Options traders similarly avoided software stocks, with trading flows showing investors adding defensive positions rather than seeking buying opportunities. Even Microsoft, traditionally seen as a safe haven, was not spared, as short sellers increased their positions against the trend.
This sell-off in the software sector was the most severe since 2022. In 2022, rising interest rates had severely impacted software stocks, but the current market sentiment has shifted from valuation concerns at that time to deeper anxiety over AI technology potentially disrupting traditional software business models. The collective avoidance of buying on dips by investors suggests that the market's view of the software sector may be shifting from a short-term correction to a structural reassessment.

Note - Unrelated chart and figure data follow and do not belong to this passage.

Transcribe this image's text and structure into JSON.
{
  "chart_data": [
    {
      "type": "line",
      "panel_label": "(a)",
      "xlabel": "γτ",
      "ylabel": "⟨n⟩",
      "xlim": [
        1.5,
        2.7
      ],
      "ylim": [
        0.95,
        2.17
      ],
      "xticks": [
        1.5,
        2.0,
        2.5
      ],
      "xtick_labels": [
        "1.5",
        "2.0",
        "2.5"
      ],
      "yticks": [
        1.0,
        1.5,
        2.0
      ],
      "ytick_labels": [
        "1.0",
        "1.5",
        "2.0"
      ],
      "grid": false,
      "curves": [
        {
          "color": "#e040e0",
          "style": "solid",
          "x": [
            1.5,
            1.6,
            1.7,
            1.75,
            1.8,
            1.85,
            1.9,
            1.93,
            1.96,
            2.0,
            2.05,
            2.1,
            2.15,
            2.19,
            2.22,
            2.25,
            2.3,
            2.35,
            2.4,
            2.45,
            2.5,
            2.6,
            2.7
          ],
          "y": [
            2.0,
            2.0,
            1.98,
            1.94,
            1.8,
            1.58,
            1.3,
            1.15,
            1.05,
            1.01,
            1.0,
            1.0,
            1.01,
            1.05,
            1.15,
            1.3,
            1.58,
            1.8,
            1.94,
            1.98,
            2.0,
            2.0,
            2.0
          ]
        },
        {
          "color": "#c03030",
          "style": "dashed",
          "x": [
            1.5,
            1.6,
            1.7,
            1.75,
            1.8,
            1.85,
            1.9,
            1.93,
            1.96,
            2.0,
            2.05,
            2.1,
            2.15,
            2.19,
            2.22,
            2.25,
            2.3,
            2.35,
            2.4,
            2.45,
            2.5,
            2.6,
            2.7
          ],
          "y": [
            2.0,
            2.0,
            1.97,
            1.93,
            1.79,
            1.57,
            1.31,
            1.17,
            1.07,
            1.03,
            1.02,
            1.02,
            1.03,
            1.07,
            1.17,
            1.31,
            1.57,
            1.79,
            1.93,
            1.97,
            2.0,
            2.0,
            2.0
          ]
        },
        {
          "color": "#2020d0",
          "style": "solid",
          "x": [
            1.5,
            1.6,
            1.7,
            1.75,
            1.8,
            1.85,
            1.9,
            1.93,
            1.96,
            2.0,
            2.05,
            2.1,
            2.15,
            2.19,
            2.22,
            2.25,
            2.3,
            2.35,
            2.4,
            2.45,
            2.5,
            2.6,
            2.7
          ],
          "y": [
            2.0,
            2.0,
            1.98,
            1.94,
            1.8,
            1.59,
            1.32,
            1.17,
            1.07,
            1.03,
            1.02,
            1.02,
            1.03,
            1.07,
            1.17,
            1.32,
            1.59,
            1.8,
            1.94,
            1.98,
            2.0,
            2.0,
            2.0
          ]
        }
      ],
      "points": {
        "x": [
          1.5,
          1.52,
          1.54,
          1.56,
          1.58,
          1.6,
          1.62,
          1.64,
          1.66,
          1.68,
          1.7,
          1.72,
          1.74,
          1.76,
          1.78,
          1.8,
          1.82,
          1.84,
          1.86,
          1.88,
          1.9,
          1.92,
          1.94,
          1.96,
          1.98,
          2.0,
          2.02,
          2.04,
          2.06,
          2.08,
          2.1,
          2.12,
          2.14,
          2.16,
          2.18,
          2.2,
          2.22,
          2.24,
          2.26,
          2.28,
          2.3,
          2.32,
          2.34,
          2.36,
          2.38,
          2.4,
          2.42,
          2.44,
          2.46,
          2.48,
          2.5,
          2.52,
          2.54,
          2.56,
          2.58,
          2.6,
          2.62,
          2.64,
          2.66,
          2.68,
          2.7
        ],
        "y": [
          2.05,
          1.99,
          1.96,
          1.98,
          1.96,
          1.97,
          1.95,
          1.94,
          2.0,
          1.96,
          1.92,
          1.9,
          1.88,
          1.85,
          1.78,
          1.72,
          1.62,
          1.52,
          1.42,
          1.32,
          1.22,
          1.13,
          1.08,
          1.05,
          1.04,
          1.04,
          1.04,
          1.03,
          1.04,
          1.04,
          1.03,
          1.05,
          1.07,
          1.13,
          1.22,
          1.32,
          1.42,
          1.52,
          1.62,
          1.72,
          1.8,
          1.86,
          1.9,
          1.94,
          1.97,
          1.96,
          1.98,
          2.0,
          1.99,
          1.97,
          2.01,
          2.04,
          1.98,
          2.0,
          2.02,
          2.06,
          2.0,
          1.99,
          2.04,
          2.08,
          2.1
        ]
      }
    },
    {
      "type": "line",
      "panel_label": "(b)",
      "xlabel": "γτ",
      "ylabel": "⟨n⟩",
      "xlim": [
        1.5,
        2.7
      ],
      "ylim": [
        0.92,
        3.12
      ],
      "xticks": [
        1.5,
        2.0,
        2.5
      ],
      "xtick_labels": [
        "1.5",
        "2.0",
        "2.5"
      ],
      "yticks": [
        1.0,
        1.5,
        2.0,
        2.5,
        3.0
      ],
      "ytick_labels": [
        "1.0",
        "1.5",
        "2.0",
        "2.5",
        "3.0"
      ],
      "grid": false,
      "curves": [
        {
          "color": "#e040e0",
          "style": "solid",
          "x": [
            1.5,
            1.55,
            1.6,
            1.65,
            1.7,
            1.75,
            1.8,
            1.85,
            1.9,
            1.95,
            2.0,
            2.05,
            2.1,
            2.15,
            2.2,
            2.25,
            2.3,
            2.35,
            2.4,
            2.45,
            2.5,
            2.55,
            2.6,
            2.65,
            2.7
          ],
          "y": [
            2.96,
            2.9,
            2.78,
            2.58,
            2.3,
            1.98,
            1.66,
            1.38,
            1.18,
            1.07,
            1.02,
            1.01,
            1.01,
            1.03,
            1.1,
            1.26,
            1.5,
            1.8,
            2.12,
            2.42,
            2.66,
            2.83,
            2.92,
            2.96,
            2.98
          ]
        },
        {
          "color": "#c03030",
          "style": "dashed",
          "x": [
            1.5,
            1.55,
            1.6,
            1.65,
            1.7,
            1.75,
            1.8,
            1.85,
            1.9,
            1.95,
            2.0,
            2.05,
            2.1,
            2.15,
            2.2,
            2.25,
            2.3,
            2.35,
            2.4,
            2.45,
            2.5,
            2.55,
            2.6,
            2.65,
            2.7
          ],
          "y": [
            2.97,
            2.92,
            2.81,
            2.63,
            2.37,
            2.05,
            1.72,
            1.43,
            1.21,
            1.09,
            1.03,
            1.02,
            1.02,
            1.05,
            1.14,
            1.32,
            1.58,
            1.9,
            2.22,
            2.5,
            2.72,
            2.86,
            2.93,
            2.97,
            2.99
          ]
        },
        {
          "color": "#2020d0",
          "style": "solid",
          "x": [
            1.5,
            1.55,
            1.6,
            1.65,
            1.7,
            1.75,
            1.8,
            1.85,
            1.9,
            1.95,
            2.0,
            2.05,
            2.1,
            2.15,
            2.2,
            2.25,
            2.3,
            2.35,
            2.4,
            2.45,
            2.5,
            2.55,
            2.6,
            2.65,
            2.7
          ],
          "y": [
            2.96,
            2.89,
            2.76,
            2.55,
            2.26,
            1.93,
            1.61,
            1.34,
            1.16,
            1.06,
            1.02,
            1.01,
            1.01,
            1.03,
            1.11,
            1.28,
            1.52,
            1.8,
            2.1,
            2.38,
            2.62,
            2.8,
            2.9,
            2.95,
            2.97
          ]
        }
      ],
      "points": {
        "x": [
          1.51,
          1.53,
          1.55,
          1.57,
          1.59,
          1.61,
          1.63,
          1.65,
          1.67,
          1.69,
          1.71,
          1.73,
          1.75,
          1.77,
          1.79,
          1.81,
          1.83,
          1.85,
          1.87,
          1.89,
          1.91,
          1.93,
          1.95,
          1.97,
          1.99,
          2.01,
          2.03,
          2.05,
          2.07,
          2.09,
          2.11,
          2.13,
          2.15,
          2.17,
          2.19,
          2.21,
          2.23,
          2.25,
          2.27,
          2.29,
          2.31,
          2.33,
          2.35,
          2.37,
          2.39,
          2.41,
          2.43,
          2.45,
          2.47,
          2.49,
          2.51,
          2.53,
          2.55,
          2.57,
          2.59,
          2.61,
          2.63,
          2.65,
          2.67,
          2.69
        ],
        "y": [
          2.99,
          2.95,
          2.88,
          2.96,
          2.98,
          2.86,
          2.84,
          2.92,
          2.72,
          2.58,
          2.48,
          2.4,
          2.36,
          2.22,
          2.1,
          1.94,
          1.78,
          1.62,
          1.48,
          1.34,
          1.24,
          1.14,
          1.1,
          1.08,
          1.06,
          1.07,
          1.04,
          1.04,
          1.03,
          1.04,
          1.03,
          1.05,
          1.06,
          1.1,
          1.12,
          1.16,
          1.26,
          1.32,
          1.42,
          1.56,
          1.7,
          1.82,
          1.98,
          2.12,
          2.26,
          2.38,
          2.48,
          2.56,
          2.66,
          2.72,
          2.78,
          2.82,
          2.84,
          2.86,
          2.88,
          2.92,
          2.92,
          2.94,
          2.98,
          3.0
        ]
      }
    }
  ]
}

Bottom-fishing funds are collectively missing.
Steve Sosnick, Chief Strategist at Interactive Brokers, noted a stark contrast with precious metals and semiconductor sectors, as the company’s clients showed significantly less enthusiasm for bottom-fishing in software stocks. “Overall, our clients are far less inclined to bottom-fish in software stocks compared to precious metals and semiconductors,” he said. “While some clients may be buying software stocks, it is certainly not the focus of their trading activity.”
This cautious attitude is even more evident in the options market. Chris Murphy, Co-Head of Derivatives Strategy at Susquehanna Financial, pointed out that the software sector remains under sustained pressure, with options trading flows still dominated by defensive operations.
In the options trading of the iShares Expanded Tech-Software Sector ETF and ARK Innovation ETF, traders are increasing their downside exposure rather than buying on dips. On Wednesday, IGV fell 3%, while ARKK ETF plummeted nearly 7%. Murphy stated that the overall tone of the software sector remains defensive.
Microsoft stands out as the sole bright spot, but short sellers are flocking in.
Sosnick noted that Microsoft is one of the few exceptions in the sector. Although the company is not a pure software enterprise, it has still attracted some buyers. Microsoft shares, which have fallen about 15% cumulatively since the earnings report on January 28, rose approximately 1% on Wednesday.
However, even Microsoft has not been immune to the attention of short sellers. Leon Gross, a research analyst at S3 Partners, stated that short sellers, emboldened by significant declines in the sector, have continued to increase their short positions despite ongoing pressure on the stock price.
"Historically, Microsoft has behaved like a reversal stock, with short sellers covering their positions during declines. However, it is now trading like a momentum-driven distressed stock, prompting short sellers to increase their positions as the share price weakens," Gross said. Data shows that short positions in Microsoft have increased by approximately 20% over the past week.